Hiring workers fresh out of school and training them the way you want them trained has been the primary workforce development strategy for more than a century. But as we learn to compete in the global marketplace, maintaining the same work force on an ongoing basis is going to become a major liability. And waiting for new talent to get up to speed could cost you significant market erosion.

The reality of this evolution has been acknowledged by human resource strategists and futurists more and more of late. The most recent is Carleen MacKay who released her Fearless Forecasts for 2011 a few days ago. She included this assessment of the labor situation:

Temporary payrolls increased for virtually all of 2010 and part-time opportunities surged in 2010. When individuals are not needed full-time, they will not be hired full-time from this point forward.

That may seem like a yawner to you, but you might want to take a closer look. If you don't keep a new hire on staff all the time, how are you going to get them up to speed? And if you do keep them on-board, are you getting the best bang for your labor buck with that approach?

The times they are a changin'.

Savvy work force planners are already thinking in terms of temp agency support, contingency workers, and a flexible labor pool. And the really smart ones are looking at the fully developed talent that's on the other end of the spectrum from "new kids." If you're going thrive with a flexible workforce, it will be because your workers already know what they're doing and do it well the minute they step back onto the job. That means you'd be wise to look at the retired and about-to-be-retired when you hunt for talent.

A study of boomers done in 2005-before the financial meltdown-found that the vast majority of them wanted to continue to work after they retired. Forty-two percent want to cycle in and out of work. Hmmm….do we have a match here?

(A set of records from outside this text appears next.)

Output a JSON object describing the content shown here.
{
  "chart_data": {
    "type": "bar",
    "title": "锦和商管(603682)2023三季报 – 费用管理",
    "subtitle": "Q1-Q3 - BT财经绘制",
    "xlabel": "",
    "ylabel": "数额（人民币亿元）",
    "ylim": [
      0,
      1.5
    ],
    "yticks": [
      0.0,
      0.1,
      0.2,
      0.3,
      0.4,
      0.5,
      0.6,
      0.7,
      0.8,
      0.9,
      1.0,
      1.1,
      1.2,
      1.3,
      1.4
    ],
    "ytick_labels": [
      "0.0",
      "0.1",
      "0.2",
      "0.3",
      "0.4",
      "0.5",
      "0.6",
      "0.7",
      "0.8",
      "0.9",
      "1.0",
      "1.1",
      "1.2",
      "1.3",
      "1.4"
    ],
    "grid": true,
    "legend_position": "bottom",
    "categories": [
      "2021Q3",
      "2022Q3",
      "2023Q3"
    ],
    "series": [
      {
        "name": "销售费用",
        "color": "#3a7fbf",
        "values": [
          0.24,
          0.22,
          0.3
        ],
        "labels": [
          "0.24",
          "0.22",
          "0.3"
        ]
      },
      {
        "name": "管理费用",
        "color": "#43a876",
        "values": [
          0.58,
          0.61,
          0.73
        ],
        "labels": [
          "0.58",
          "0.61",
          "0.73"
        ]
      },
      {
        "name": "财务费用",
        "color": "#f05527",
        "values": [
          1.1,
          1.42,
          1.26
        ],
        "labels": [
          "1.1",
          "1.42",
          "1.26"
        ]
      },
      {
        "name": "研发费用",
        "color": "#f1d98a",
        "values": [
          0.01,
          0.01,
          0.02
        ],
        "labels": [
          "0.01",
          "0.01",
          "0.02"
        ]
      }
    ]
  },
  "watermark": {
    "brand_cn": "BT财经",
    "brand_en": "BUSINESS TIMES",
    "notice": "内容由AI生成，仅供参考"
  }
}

But how do you find the right talent from this group?

KNOW WHAT YOU'RE LOSING.
First, be sure you know what you're about to lose when any of your own employees start talking retirement. How much knowledge is at stake? What kind of business relationships are going to go away? What's that going to do to your bottom line? If the volume is substantial, you may want to look at creating a special program for getting these people to continue to work on a flexible basis. You might be farther ahead having them carry a three-quarter or even half-time workload than hiring "cheap" entry level replacements and then spending resources training them.

NETWORK TO UNCOVER OTHER SEASONED SUPERSTARS.
Even if you've found a way to keep your own experienced employees for a good many years yet, be on the lookout for superstars who've left the workforce from other companies. Outstanding workers who lost jobs when decent companies went bankrupt or folded a division or subsidiary are an excellent find. Maybe you'll discover that hidden gem at an association meeting. Perhaps that person will surface by commenting on a relevant blog that you've been following. When you see good established talent, think "How can we attract this?" Many are interested in the same thing you want to achieve-doing the work they're so good at, but not all day every day all year long.

LOOK FOR RELEVANT PARTNERS.
Maybe working with a temp agency is the right strategy-much as that takes cash. But you might be able to work with the appropriate association or labor union instead to create pilot programs with innovative work arrangements for this kind of employee. This stuff will be commonplace eventually, but if you get in on the front end, you get the best of the best because you were the first one to notice and ask if they're interested.

Expecting business to resume exactly as it was functioning once we move beyond this recession is unrealistic. The easy, everyday, read-it-from-the-procedures manual stuff that new hires can do will be outsourced to foreign shores or just plain automated more and more by those who want to thrive. To get a competitive advantage, start to stockpile talent that's already polished and capable of dealing with the toughest problems-talent that doesn't need or want to work a conventional fulltime job. Then use it when you need it. That enviable collection of competence will keep you miles ahead of your competition-no matter how elaborate their customer service function is in Mumbai.